In the section on the interpretation of dreams, Pereira reverted to Aristotle and concluded that dreams ought neither to be heeded nor disregarded to excess. Those who accepted fixed rules in this matter should be denounced as followers of superstition.

The final section, which dealt with astrology, seems to have been inspired by Sixtus V’s bull of 1586 condemning judicial astrology. pereira used arguments from Giovanni Pico della Mirandola and other sources to show that the heavens do not manifest portents and that the rules of astrology are absurd-any fulfillment of predictions was ascribed to the work of demons. Pereira passed over in silence the acceptance of astrology by Thomas Aquinas and Albertus Magnus. In his earlier De communibus, however, the Jesuit had cited Aquinas’ favorable opinion without adding a condemnation thereof.

BIBLIOGRAPHY

I. Original Works. Pereira’s major works are De communibus omnium rerum naturalium principiis et affectionibus, libri quindecim (Rome, 1562), later reprinted in Rome (1576, 1585) Venice (1586, 1592, 1609), Paris (1579, 1585, 1589), Lyons (1585, 1588, 1603), Cologne (1595, 1598, 1601, 1603, 1609), and Ingolstadt (1590); and Adversus fallaces et superstitiosas artes, id est de magia, de observatione somniorum et de dibinatione astrologica, libri tres (Ingolstadt, 1591), later reprinted in Venice (1591,1592), Lyons (1592,1602,1602), Paris 91616), and Cologne (1598, 1612). An English trans, by Percy Enderbie, The Astrologer Anatomised, was issued in London in 1661 and again in 1674. Some of Pereira’s commentaries on Aristotle’s Physics are in Nationalbibliothek, Vienna, MSS 10476, 10478, 10491, and 10509.

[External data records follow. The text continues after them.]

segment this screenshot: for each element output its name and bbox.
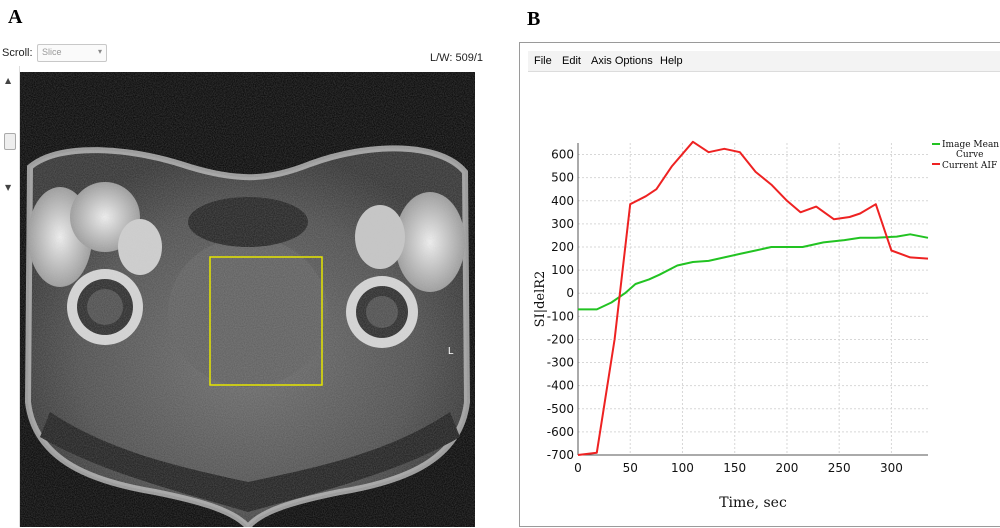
- menu-help[interactable]: Help: [660, 55, 683, 67]
- mri-image[interactable]: L: [20, 72, 475, 527]
- y-tick-label: 500: [551, 171, 574, 185]
- scrollbar-thumb[interactable]: [4, 133, 16, 150]
- x-tick-label: 250: [828, 461, 851, 475]
- vertical-scrollbar[interactable]: ▲ ▼: [0, 66, 20, 527]
- y-tick-label: -300: [547, 356, 574, 370]
- viewer-toolbar: Scroll: Slice ▾ L/W: 509/1: [0, 40, 483, 66]
- panel-label-b: B: [527, 8, 541, 30]
- y-tick-label: 300: [551, 217, 574, 231]
- y-tick-label: -100: [547, 309, 574, 323]
- curve-plot-window: File Edit Axis Options Help 600 500 400 300…: [519, 42, 1000, 527]
- scroll-down-icon[interactable]: ▼: [5, 183, 12, 192]
- y-tick-label: 0: [566, 286, 574, 300]
- scroll-label: Scroll:: [2, 47, 33, 59]
- x-axis-label: Time, sec: [719, 495, 787, 511]
- menu-edit[interactable]: Edit: [562, 55, 581, 67]
- x-tick-label: 0: [574, 461, 582, 475]
- x-tick-label: 300: [880, 461, 903, 475]
- y-tick-label: -400: [547, 379, 574, 393]
- y-tick-label: 600: [551, 148, 574, 162]
- y-tick-label: 200: [551, 240, 574, 254]
- slice-dropdown-value: Slice: [42, 47, 62, 57]
- menu-axis-options[interactable]: Axis Options: [591, 55, 653, 67]
- chevron-down-icon: ▾: [97, 47, 102, 56]
- y-tick-label: -700: [547, 448, 574, 462]
- legend-label-0-cont: Curve: [956, 150, 983, 160]
- y-tick-label: 100: [551, 263, 574, 277]
- series-line-1: [577, 140, 929, 456]
- x-tick-label: 150: [723, 461, 746, 475]
- window-level-readout: L/W: 509/1: [430, 52, 483, 64]
- roi-marker-label: L: [448, 346, 454, 357]
- y-tick-label: -200: [547, 332, 574, 346]
- menu-bar: File Edit Axis Options Help: [528, 51, 1000, 72]
- x-tick-label: 50: [623, 461, 638, 475]
- signal-curve-chart: 6005004003002001000-100-200-300-400-500-…: [533, 140, 999, 511]
- legend-label-1: Current AIF: [942, 161, 997, 171]
- panel-label-a: A: [8, 6, 23, 28]
- roi-box: [209, 256, 323, 386]
- y-tick-label: -600: [547, 425, 574, 439]
- y-axis-label: SI|delR2: [533, 271, 548, 328]
- series-line-0: [578, 233, 929, 311]
- menu-file[interactable]: File: [534, 55, 552, 67]
- y-tick-label: -500: [547, 402, 574, 416]
- y-tick-label: 400: [551, 194, 574, 208]
- plot-area: [578, 143, 928, 455]
- mri-viewer: Scroll: Slice ▾ L/W: 509/1 ▲ ▼: [0, 40, 483, 527]
- x-tick-label: 200: [776, 461, 799, 475]
- slice-dropdown[interactable]: Slice ▾: [37, 44, 107, 62]
- x-tick-label: 100: [671, 461, 694, 475]
- legend-label-0: Image Mean: [942, 140, 999, 150]
- scroll-up-icon[interactable]: ▲: [5, 76, 12, 85]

II. Secondary Literature. Pereira’s religious and scientific works are listed in A. De Backer, ed., Bibliotheque de la Compagnie de Jesus, VI (Brussels-Paris), 499–507. Pereira is discussed briefly in Pierre Duhem, Études sur Léonard de Vinci, III (Paris, 1913), 203–204; Lynn Thorndike, A History of Magic and Experimental Science, VI (New York, 1914), 409–413; and Neal W. Gilbert, Renaissance Concepts of Method (New York, 1960), 91. For Galileo’s citations of Pereira, see Galileo Galilei, Opere, A. Favaro, ed., I (Florence, 1890), 24, 35, 145, 318, 411.